This feels, apologies, slightly uninformed. JS obviously has a bright near-term future with so many engineers working on the runtime side, from Google, Mozilla, etc.
But the speed at which Go has been picked up - especially by high-traffic, massively-concurrent systems and companies like Google (obviously), Cloudflare, 6Wunderkinder, BBC, bitbucket, Digital Ocean, Disqus, Dropbox, ngmoco:), Heroku, Shopify, Tumblr, Zynga...
I realize a list doesn't a language make, (and these are just off the top of my head) but for each of these companies Go sits at the heart of the most mission-critical systems, often for extremely fast injection and analysis of huge data streams. (Funny enough, many come from a Python core, like Disqus and Dropbox, among others).
I don't think Go's splash was as big as node's, but it's found its way in to more organizations than not.
My problem with Go is the seeming masses of boilerplate in all the Go code I've seen. With ES2015 (and beyond) I can write clean code with little syntactical boilerplate in a highly functional style that can run anywhere. The only thing really missing at this point is well integrated static type checking. I feel the code should be typed, but invisible, through type inference and propagation.
> I don't think Go's splash was as big as node's, but it's found its way in to more organizations than not.
I'm having trouble understanding the second half of this statement. The two most clear readings are that over 50% of organizations use Go, or that over 50% of the organizations that have used Node now use Go (while still possibly also using Node). I doubt you intended either of these meanings.

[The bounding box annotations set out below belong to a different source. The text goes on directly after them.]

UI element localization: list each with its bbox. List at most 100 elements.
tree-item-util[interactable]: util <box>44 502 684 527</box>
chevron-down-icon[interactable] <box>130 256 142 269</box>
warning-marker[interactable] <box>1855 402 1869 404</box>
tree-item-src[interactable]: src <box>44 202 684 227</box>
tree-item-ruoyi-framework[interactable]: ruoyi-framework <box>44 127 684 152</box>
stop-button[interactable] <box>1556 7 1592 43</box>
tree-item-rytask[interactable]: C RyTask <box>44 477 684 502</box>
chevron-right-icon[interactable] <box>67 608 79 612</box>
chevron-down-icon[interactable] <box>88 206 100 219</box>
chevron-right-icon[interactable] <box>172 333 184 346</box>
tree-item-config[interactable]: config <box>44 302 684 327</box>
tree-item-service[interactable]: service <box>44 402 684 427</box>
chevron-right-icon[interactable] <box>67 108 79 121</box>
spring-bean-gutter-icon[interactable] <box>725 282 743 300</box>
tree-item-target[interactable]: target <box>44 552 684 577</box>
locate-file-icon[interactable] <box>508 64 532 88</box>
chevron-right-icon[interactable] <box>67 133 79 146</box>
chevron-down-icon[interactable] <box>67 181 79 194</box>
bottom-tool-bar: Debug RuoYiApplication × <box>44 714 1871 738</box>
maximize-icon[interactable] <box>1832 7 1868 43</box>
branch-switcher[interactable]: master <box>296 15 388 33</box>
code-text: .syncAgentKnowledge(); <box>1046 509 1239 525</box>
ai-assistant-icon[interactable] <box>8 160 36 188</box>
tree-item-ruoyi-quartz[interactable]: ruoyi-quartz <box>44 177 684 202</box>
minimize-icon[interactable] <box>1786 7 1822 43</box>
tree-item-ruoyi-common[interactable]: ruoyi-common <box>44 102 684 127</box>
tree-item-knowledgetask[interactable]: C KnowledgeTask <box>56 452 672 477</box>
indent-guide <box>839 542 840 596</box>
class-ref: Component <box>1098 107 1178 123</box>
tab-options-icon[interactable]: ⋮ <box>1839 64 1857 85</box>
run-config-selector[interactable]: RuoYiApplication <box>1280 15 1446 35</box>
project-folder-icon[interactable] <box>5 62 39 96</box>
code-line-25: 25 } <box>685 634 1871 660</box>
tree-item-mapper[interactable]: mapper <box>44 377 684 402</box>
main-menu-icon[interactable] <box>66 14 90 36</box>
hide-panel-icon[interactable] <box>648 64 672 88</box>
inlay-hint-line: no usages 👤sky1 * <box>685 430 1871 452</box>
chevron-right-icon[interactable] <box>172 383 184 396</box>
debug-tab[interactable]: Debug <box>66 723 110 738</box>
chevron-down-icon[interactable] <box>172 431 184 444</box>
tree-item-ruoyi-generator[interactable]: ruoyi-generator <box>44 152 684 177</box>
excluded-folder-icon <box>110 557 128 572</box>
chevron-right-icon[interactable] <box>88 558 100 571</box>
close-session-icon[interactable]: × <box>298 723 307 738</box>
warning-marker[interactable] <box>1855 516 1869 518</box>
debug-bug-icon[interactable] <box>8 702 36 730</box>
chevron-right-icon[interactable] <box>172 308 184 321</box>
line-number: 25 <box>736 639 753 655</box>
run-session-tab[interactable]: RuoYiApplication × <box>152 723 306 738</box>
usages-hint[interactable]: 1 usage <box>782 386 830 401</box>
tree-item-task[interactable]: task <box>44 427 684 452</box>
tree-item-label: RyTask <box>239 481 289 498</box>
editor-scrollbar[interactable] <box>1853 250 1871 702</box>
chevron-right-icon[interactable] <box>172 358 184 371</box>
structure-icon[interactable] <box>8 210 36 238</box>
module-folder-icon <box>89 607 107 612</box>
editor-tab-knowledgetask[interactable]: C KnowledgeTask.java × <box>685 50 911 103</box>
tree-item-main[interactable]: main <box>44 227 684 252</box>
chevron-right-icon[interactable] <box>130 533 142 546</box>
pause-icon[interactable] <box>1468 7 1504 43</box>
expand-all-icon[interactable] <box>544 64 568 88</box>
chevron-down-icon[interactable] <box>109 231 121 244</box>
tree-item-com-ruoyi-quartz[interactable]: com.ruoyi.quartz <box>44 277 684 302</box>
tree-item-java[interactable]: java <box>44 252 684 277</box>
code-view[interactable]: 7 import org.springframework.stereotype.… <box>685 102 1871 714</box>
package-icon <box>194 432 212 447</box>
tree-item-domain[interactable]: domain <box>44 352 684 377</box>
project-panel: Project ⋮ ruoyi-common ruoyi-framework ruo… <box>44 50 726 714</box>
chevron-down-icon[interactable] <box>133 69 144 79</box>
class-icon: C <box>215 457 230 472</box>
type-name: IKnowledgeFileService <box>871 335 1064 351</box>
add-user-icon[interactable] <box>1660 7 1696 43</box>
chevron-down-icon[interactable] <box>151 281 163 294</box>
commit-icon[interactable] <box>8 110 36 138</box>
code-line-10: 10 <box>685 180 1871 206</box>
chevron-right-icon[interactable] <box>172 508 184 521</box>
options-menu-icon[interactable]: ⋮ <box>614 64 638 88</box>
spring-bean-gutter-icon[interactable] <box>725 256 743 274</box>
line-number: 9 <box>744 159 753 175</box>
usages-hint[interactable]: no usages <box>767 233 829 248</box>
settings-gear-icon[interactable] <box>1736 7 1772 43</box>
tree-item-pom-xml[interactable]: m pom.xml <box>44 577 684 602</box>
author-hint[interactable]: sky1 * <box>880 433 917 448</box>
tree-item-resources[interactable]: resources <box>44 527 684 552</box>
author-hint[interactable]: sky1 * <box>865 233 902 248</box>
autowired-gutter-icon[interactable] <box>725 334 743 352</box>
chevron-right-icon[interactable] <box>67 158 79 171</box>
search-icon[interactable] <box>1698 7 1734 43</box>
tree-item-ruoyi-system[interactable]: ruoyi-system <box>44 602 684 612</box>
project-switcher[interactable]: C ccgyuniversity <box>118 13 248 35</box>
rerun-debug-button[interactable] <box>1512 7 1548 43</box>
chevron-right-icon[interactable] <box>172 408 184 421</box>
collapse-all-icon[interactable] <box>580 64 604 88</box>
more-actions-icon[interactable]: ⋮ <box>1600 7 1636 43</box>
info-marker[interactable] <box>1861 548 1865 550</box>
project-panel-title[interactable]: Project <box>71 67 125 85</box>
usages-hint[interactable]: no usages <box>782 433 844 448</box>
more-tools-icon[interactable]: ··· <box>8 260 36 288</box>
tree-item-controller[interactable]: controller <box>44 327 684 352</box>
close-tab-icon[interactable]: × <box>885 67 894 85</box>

How am I misreading you?
EDIT: do you perhaps mean that over 50% of the organizations that use Node and have experimented with Go have decided to move forward with more Go projects?
I think the statement themartorana is probably contextually inaccurate.
That being said, there are plenty of stories coming out about how companies are evaluating Go and seeing performance increases in mission critical application; as opposed to stories of people ripping out pieces of Go and replacing it with something more optimal for their situation.
Yup, those should have been two separate statements:
1. Node made a bigger initial splash than go
2. A large number of organizations that deal with high-volume, highly-concurrent data sets and API traffic are either in production with Go, or are experimenting with it. (All the companies I mentioned have Go in production)
"I’ve been fighting with Node.js long enough in production now that I don’t enjoy working with it anymore unfortunately"
"In the past week I’ve rewritten a relatively large distributed system in Go, and it’s robust, performs better, it’s easier to maintain, and has better test coverage since synchronous code is generally nicer and simpler to work with."
To me, they both sound like they are the future. They play different roles and have different strengths. A project like v8worker sounds exciting to me because we could use both in an application and get the best of both worlds.
Javascript seems like the future, not Go (speaking as a python engineer).